Four years ago, Mei and his younger brother Ivan sold their bikes to raise funds to start Exhibit Chicago. They’ve slowly built a dense network of hundreds of connections with buyers and sellers in the industry and have made over $75,000 in revenue.
“We sold both of our bikes, and we took that $2,200 and we just kept flipping until we got to where we are now,” Mei says.
By “flipping,” Mei means “shoe-flipping,” a common practice in the hypercompetitive fashion sneaker market. He buys shoes in bulk for a lower price from distributors who sell exclusively to resellers like him. For retailers and online resellers like StockX or GOAT, the shoes go through a middleman for authentication, costing time and money. As a personal reseller, Mei can skip authentication and provide shoes at a similar price, but far quicker than customers would get them from those other outlets. Mei says his customers usually get their product “the day of or within the week” of the purchase depending on their schedules.
“People really like convenience, so being able to get someone their shoe on hand right after they’ve paid is really good,” Mei says.
Mei is committed to Exhibit Chicago but doesn’t let it interfere with his studies. He says he dedicates 4-5 hours per week to his business. During study breaks, he takes 10-15 minutes to post shoes on his Instagram story. When people message him, he tries to respond quickly.
However, his passion for the shoe industry means that he also constantly watches videos, follows brands’ updates and does research about the market in his free time.
“Keeping up with the market is not an easy thing to do.
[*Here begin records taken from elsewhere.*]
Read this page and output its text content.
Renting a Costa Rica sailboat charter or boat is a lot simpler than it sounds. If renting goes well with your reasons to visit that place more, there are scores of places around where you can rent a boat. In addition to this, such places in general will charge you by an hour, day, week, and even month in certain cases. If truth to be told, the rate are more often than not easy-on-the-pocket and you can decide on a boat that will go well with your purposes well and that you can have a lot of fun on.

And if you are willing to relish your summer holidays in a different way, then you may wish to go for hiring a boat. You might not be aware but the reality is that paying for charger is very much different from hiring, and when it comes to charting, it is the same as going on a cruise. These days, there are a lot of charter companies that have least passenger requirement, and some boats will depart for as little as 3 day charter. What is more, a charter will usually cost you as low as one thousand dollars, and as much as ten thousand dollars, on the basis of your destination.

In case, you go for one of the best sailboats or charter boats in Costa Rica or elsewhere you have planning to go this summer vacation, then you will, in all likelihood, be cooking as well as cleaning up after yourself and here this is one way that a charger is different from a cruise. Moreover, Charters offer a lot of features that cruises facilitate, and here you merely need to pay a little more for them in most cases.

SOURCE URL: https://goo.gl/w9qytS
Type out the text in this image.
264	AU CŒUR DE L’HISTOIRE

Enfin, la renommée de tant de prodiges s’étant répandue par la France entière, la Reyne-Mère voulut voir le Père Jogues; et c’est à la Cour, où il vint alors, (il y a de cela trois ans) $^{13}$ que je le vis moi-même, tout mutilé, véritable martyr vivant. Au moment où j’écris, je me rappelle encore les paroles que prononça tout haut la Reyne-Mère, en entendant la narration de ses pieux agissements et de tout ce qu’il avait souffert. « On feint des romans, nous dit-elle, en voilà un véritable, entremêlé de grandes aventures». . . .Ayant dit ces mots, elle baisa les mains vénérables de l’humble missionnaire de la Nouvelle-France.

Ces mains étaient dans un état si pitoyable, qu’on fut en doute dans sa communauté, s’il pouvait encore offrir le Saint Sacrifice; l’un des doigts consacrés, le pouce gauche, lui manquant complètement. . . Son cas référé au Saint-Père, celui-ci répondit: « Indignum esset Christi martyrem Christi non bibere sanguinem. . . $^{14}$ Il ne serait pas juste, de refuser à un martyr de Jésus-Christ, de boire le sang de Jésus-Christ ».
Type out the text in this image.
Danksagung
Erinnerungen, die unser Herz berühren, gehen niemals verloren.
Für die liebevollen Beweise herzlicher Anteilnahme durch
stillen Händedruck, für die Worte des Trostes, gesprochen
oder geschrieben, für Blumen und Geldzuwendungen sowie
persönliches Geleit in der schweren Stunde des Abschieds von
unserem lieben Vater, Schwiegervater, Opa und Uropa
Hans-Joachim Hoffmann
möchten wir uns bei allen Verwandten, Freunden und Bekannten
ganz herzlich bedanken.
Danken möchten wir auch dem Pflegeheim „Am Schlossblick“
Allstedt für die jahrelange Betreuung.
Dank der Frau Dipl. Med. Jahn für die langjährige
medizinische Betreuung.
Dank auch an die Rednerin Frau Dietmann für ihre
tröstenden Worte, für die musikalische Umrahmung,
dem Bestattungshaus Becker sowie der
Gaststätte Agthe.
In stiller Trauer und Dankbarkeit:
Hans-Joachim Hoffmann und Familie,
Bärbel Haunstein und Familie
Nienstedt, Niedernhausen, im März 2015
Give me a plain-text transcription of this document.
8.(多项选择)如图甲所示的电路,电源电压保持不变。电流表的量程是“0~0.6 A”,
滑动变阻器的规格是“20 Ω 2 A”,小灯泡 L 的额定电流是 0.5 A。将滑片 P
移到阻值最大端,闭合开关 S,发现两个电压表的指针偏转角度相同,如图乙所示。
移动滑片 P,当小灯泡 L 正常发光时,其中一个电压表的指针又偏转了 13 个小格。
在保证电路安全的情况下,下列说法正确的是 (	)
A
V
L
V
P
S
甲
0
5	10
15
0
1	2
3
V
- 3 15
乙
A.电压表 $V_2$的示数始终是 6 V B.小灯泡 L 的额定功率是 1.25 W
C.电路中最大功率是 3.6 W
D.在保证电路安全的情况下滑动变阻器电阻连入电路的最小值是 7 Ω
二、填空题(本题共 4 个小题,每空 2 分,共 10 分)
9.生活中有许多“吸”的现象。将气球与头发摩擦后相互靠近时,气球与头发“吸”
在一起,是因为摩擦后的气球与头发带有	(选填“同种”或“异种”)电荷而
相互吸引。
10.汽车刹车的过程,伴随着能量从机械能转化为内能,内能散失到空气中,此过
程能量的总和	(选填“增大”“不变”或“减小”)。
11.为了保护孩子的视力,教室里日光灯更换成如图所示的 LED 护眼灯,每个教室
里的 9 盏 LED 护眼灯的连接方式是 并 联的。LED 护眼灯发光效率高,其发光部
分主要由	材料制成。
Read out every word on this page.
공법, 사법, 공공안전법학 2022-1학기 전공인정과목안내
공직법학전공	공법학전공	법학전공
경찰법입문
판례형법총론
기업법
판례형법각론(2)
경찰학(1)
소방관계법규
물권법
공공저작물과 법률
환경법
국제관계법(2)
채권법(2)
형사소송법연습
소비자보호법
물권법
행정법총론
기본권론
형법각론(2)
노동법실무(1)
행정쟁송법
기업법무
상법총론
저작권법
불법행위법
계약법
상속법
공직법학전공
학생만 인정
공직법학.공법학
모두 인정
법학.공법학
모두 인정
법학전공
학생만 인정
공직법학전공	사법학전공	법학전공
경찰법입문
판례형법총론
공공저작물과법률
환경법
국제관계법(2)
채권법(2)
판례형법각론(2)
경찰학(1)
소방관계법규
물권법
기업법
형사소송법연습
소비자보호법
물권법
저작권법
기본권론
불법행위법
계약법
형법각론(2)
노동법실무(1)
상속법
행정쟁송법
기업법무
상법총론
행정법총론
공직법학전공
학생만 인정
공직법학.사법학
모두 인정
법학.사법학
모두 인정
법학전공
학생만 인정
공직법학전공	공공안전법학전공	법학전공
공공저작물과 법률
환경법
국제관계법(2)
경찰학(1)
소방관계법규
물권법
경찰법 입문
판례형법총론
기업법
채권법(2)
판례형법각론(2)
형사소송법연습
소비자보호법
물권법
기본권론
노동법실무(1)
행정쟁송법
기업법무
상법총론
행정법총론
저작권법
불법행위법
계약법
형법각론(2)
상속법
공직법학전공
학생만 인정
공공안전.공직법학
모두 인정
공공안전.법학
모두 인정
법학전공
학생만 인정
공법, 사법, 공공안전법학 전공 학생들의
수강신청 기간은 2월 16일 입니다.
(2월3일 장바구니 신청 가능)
There’s new releases every single day, or every single week there’s like five new shoes dropping,” Mei says.
Vincent Mei, founder and owner of Exhibit Chicago, sits with his merchandise. (Photo by Eloise Apple)
In Mei’s eyes, the most rewarding part of the job is making contacts in the industry.
“Connections to me are the most useful thing that I have. It’s not about the 150 pairs of shoes I have in my room in my apartment. It’s about the people that I meet,” Mei says.
The hustle is not without its drawbacks. Mei describes the industry as unpredictable; he may sell 25 pairs of shoes in some months, while others can leave him with barely any sales.
“The money is just an extra thing that comes with it,” Mei says. “The value that I’m capable of providing people who are interested in shoes — and even if they’re not interested, getting them interested in shoes — and giving them something that they can wear that they’re comfortable with and feel confident with is something that I care a lot about.”